Project Management Professional (PMP)® Articles - Training and Development: Four Soft Skills Your Project Teams Need to Master

Training and Development: Four Soft Skills Your Project Teams Need to Master

Hiring professionals who are proficient in soft skills is no longer optional—it's a necessity. With the emergence of work arrangements that allow for more distance working (ex. remote work and flexible scheduling), soft skills are more critical now than they ever were.

Additionally, the world of project management requires the mastering of skills like collaboration, listening, problem-solving, and the ability to communicate well in speech and writing. As a project manager, you likely understand how crucial it is for your team members to have these qualities.

Research from LinkedIn found that while technical and hard skills were at the top of the list for most hiring managers that they surveyed, soft skills were the primary driver of success. Ninety-two percent of their respondents felt that soft skills were more important than technical skills. Additionally, 89 percent of professionals who were categorized as bad hires lacked soft skills.

So, you and anyone on your hiring teams have the monumental task of hiring people for technical proficiencies and ensuring they have the soft skills to accomplish the tasks you need. What are those skills? What should a project team member be proficient in to help your team succeed?
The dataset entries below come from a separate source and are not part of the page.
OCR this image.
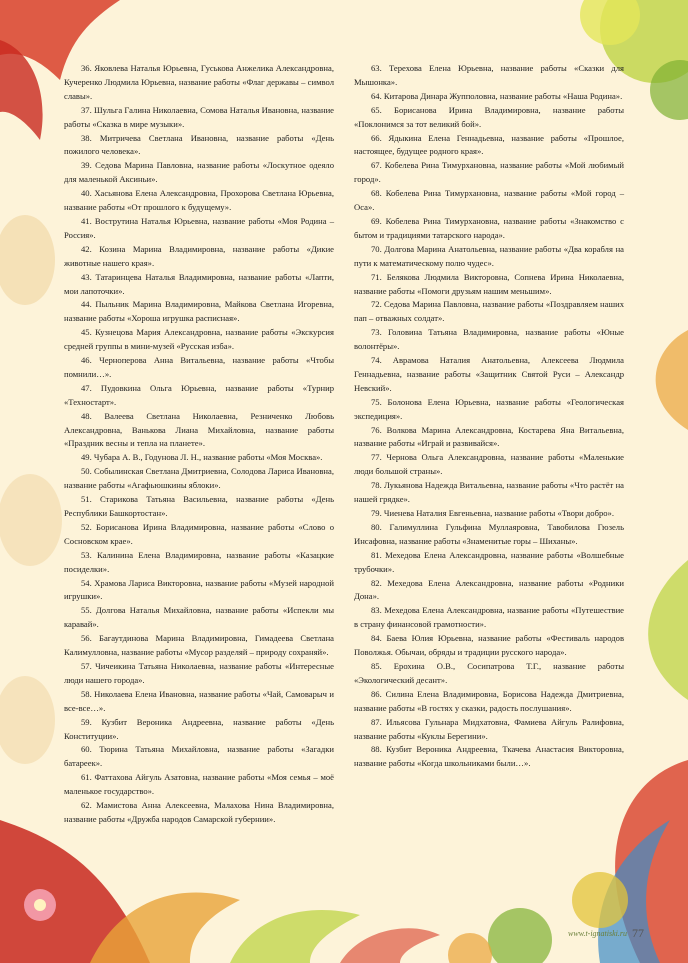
36. Яковлева Наталья Юрьевна, Гуськова Анжелика Александровна, Кучеренко Людмила Юрьевна, название работы «Флаг державы – символ славы».

37. Шульга Галина Николаевна, Сомова Наталья Ивановна, название работы «Сказка в мире музыки».

38. Митричева Светлана Ивановна, название работы «День пожилого человека».

39. Седова Марина Павловна, название работы «Лоскутное одеяло для маленькой Аксиньи».

40. Хасьянова Елена Александровна, Прохорова Светлана Юрьевна, название работы «От прошлого к будущему».

41. Вострутина Наталья Юрьевна, название работы «Моя Родина – Россия».

42. Козина Марина Владимировна, название работы «Дикие животные нашего края».

43. Татаринцева Наталья Владимировна, название работы «Лапти, мои лапоточки».

44. Пыльник Марина Владимировна, Майкова Светлана Игоревна, название работы «Хороша игрушка расписная».

45. Кузнецова Мария Александровна, название работы «Экскурсия средней группы в мини-музей «Русская изба».

46. Черноперова Анна Витальевна, название работы «Чтобы помнили…».

47. Пудовкина Ольга Юрьевна, название работы «Турнир «Техностарт».

48. Валеева Светлана Николаевна, Резниченко Любовь Александровна, Ванькова Лиана Михайловна, название работы «Праздник весны и тепла на планете».

49. Чубара А. В., Годунова Л. Н., название работы «Моя Москва».

50. Собылинская Светлана Дмитриевна, Солодова Лариса Ивановна, название работы «Агафьюшкины яблоки».

51. Старикова Татьяна Васильевна, название работы «День Республики Башкортостан».

52. Борисанова Ирина Владимировна, название работы «Слово о Сосновском крае».

53. Калинина Елена Владимировна, название работы «Казацкие посиделки».

54. Храмова Лариса Викторовна, название работы «Музей народной игрушки».

55. Долгова Наталья Михайловна, название работы «Испекли мы каравай».

56. Багаутдинова Марина Владимировна, Гимадеева Светлана Калимулловна, название работы «Мусор разделяй – природу сохраняй».

57. Чичеикина Татьяна Николаевна, название работы «Интересные люди нашего города».

58. Николаева Елена Ивановна, название работы «Чай, Самоварыч и все-все…».

59. Кузбит Вероника Андреевна, название работы «День Конституции».

60. Тюрина Татьяна Михайловна, название работы «Загадки батареек».

61. Фаттахова Айгуль Азатовна, название работы «Моя семья – моё маленькое государство».

62. Мамистова Анна Алексеевна, Малахова Нина Владимировна, название работы «Дружба народов Самарской губернии».

63. Терехова Елена Юрьевна, название работы «Сказки для Мышонка».

64. Китарова Динара Жупполовна, название работы «Наша Родина».

65. Борисанова Ирина Владимировна, название работы «Поклонимся за тот великий бой».

66. Ядыкина Елена Геннадьевна, название работы «Прошлое, настоящее, будущее родного края».

67. Кобелева Рина Тимурхановна, название работы «Мой любимый город».

68. Кобелева Рина Тимурхановна, название работы «Мой город – Оса».

69. Кобелева Рина Тимурхановна, название работы «Знакомство с бытом и традициями татарского народа».

70. Долгова Марина Анатольевна, название работы «Два корабля на пути к математическому полю чудес».

71. Белякова Людмила Викторовна, Сопнева Ирина Николаевна, название работы «Помоги друзьям нашим меньшим».

72. Седова Марина Павловна, название работы «Поздравляем наших пап – отважных солдат».

73. Головина Татьяна Владимировна, название работы «Юные волонтёры».

74. Аврамова Наталия Анатольевна, Алексеева Людмила Геннадьевна, название работы «Защитник Святой Руси – Александр Невский».

75. Болонова Елена Юрьевна, название работы «Геологическая экспедиция».

76. Волкова Марина Александровна, Костарева Яна Витальевна, название работы «Играй и развивайся».

77. Чернова Ольга Александровна, название работы «Маленькие люди большой страны».

78. Лукьянова Надежда Витальевна, название работы «Что растёт на нашей грядке».

79. Чиенева Наталия Евгеньевна, название работы «Твори добро».

80. Галимуллина Гульфина Муллаяровна, Тавобилова Гюзель Инсафовна, название работы «Знаменитые горы – Шиханы».

81. Мехедова Елена Александровна, название работы «Волшебные трубочки».

82. Мехедова Елена Александровна, название работы «Родники Дона».

83. Мехедова Елена Александровна, название работы «Путешествие в страну финансовой грамотности».

84. Баева Юлия Юрьевна, название работы «Фестиваль народов Поволжья. Обычаи, обряды и традиции русского народа».

85. Ерохина О.В., Сосипатрова Т.Г., название работы «Экологический десант».

86. Силина Елена Владимировна, Борисова Надежда Дмитриевна, название работы «В гостях у сказки, радость послушания».

87. Ильясова Гульнара Мидхатовна, Фамиева Айгуль Ралифовна, название работы «Куклы Берегини».

88. Кузбит Вероника Андреевна, Ткачева Анастасия Викторовна, название работы «Когда школьниками были…».

www.t-ignatiski.ru 77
These are the soft skills each member of your project teams needs to master either before you hire them or soon after their onboarding:

Business and Team Communications

Let's get right down to it; this is the must-have for all your teams. The hard part of communication is determining whether candidates are good at it or not. According to a LinkedIn study, communication was at the top of the list when it came to skills hiring managers were looking for, and with good reason. Project management is all about communication: spoken and written. Your team members have to know how to get ideas across clearly, succinctly, and appropriately.

Failing to do so will derail your team's chances to meet deadlines and present a well-crafted product. The best way that you can help team members develop this skill is through practice and instruction. For example, you should provide examples of what a good project update or client communication message looks like on a project management tool or through email. You may even want to have templates for your team members to follow to help them practice. Additionally, don't hesitate to have them take a workplace communication course or two. Udemy and have tons of lessons on the topic that you can share with your teams to get them up-to-speed.

Staying Organized

To say that there are many moving parts in project management is an understatement. Exceptional project management requires an advanced ability to organize everything. One of the critical items that most employees will need help with is organizing things like digital documents, passwords, and project updates. A great way to start training your employees on this is by giving them access to the right tools and setting up policies to go along with them.

For example, this step is where you want to invest in project and task management tools like Asana, Trello, or, which allows your team to track and stay up-to-date on task updates and provide project updates of their own. Additionally, invest in document organizer tools and a password management app. Lastly, develop policies around these tools that will allow your teams to practice their organizational skills.

Project Collaboration

Project management is not a solo sport. Each team member has to know how to collaborate and successfully work with other team members. Resultantly, you want to offer as much guidance as you can to help individuals realize that their actions impact the team as a whole.

There are two ways that you can help your team members hone this skill. First, they should be aware of the personalities and work habits of those they work with. So, you may want to encourage your employees to take personality tests to understand how they and others work.

The more your employees understand the personalities of each other, the better they can collaborate with others. Second, invest in a collaboration course with Coursera or LinkedIn Learning. Both offer detailed and pointed courses on everything from effective team communication to using tools like Google Suite (now Workspace) or Github to promote team collaboration. Also, be sure to provide tools that can facilitate real-time collaboration like Google Suites, Slack, Zoom, and GoToMeeting to allow them to have the best opportunity to engage in collaborative teamwork.

Time Management and Adaptability

The involvement of deadlines makes time management and the ability to be flexible essential for your project teams. Time management is a broad concept, so it helps to break this down into smaller lessons for your team members to understand and grasp. Time management training should include the mastering of goal setting, task prioritization, tracking tasks, scheduling tasks, and the minimization of distractions.

Additionally, team members should also understand how crucial it is to know when to switch from one task to another if an urgent situation or need arises. Again, this is something that you can likely find a course on. Still, you may have specific time management needs for your organization, so it may be best to create customized training that addresses your organization's workflow that your team members can take during onboarding.

Soft Skills Should Be Renamed Critical Skills

One could make an argument that soft skills are incorrectly named. They may not involve technical skills, but workplace life will be challenging without them, and their name gives off the vibe that they aren't as critical to have as hard skills.

However, this couldn't be further from the truth. Business writing, presentation skills, time management, and teamwork proficiency are just as crucial to have as coding, marketing, or accounting. These skills are the glue that can hold your team together and allow you all to meet your project goals.

You should look for soft skills in all candidates and work to develop them in each person already on your teams. If they can master foundational soft skills, they are likely to be high performers who will propel your project teams forward.